Another small-bandgap polymer synthesized by our group is a poly(heteroarylene methines) derivative called PTBBQ (see Figure 3), which contains alternating aromatic and quinoid segments in the main chain. The EgOPT of PTBBQ is 1.88eV according to its absorption edge at 660nm. Figure 3
presents the I/V characteristics of a PTBBQ and PCBM device. The
efficiency of the device is only 0.055%, lower than the MEH-PPV and
PCBM devices, probably because the low molecular weight of PTBBQ
resulted in rather poor film-forming properties.4
Similar to perylene diimides, perylenetetracarboxylate (see Scheme 2)
has four electron-deficient ester groups, and the proximity of the
p-orbitals of adjacent molecules indicates an ordered structure that
makes it suitable for electron transport. We found that
perylenetetracarboxylate can be used as an electron acceptor in organic
photovoltaic devices. Table 1
presents the photovoltaic parameters of devices based on
poly(3-hexylthophene) P3HT and perylenetetracarboxylates with different
ester groups. The highest efficiency of a device based on tetra-methyl
perylene-3,4,9,10-tetracarboxylate (TMEP) with P3HT is almost one order
of magnitude higher than that of P3HT alone and six-fold higher than a
diimide acceptor (PV) with P3HT composite device.5
Recently
we synthesized another new perylenetetracarboxylate, tetra-benzyl
perylene-3,4,9,10-tetracarboxylate (TBEP). We found that the annealing
process resulted in the formation of a TBEP crystal network (see Figure
4). This property increases the EQE and ne
of photovoltaic devices based on TBEP and the
poly[2-methoxy-5-(2'-ethyl-hexyloxy)-1,4-phenylene vinylene] (MEH-PPV)

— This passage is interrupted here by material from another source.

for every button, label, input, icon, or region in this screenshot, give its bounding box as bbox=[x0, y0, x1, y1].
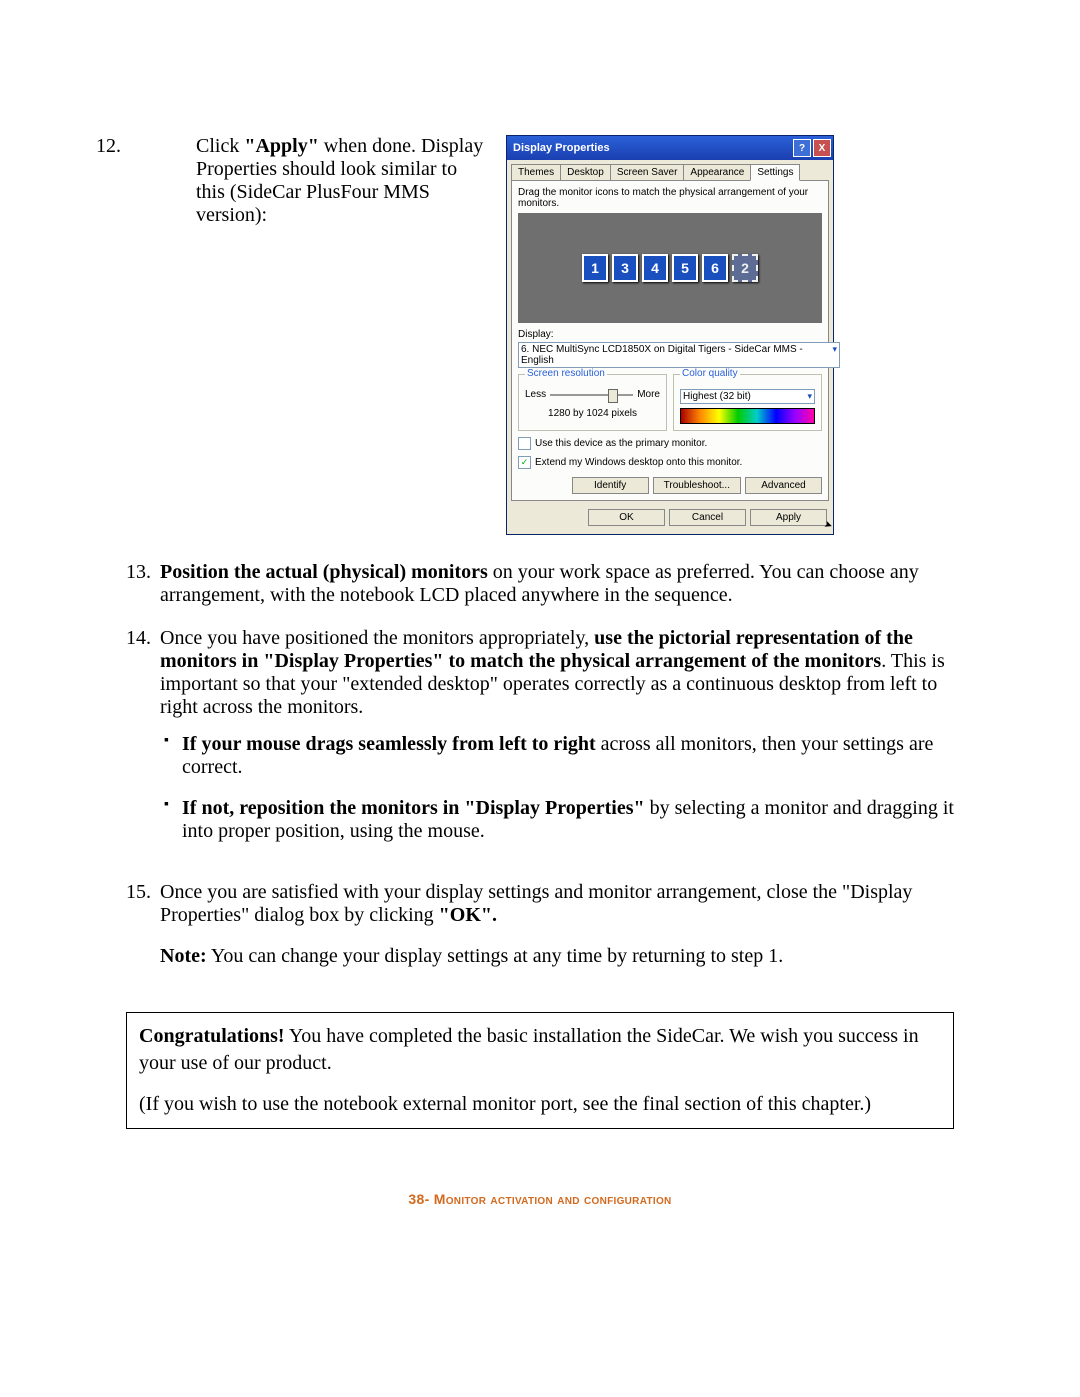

composite by a factor of five as compared to non-annealing devices.6
In
conclusion, the state of the art in polymer PVs is only just beginning
to achieve the minimum level of performance necessary for broad market
entry. Reaching 8–10% efficiency will require better designed organic
PV cell architectures, but new conjugated polymers with smaller band
gaps and higher carrier mobility, as well as new organic acceptors, are
also needed. These innovations will be the key to plastic solar cells
becoming a viable energy source for the 21st century.
This
work was supported by the National Natural Science Foundation of China
(Grant No. 20274039), the Zhejiang Natural Science Foundation (Grant
No. Y106086), and the Scientific Research Foundation for the Returned
Overseas Chinese Scholars, State Education Ministry.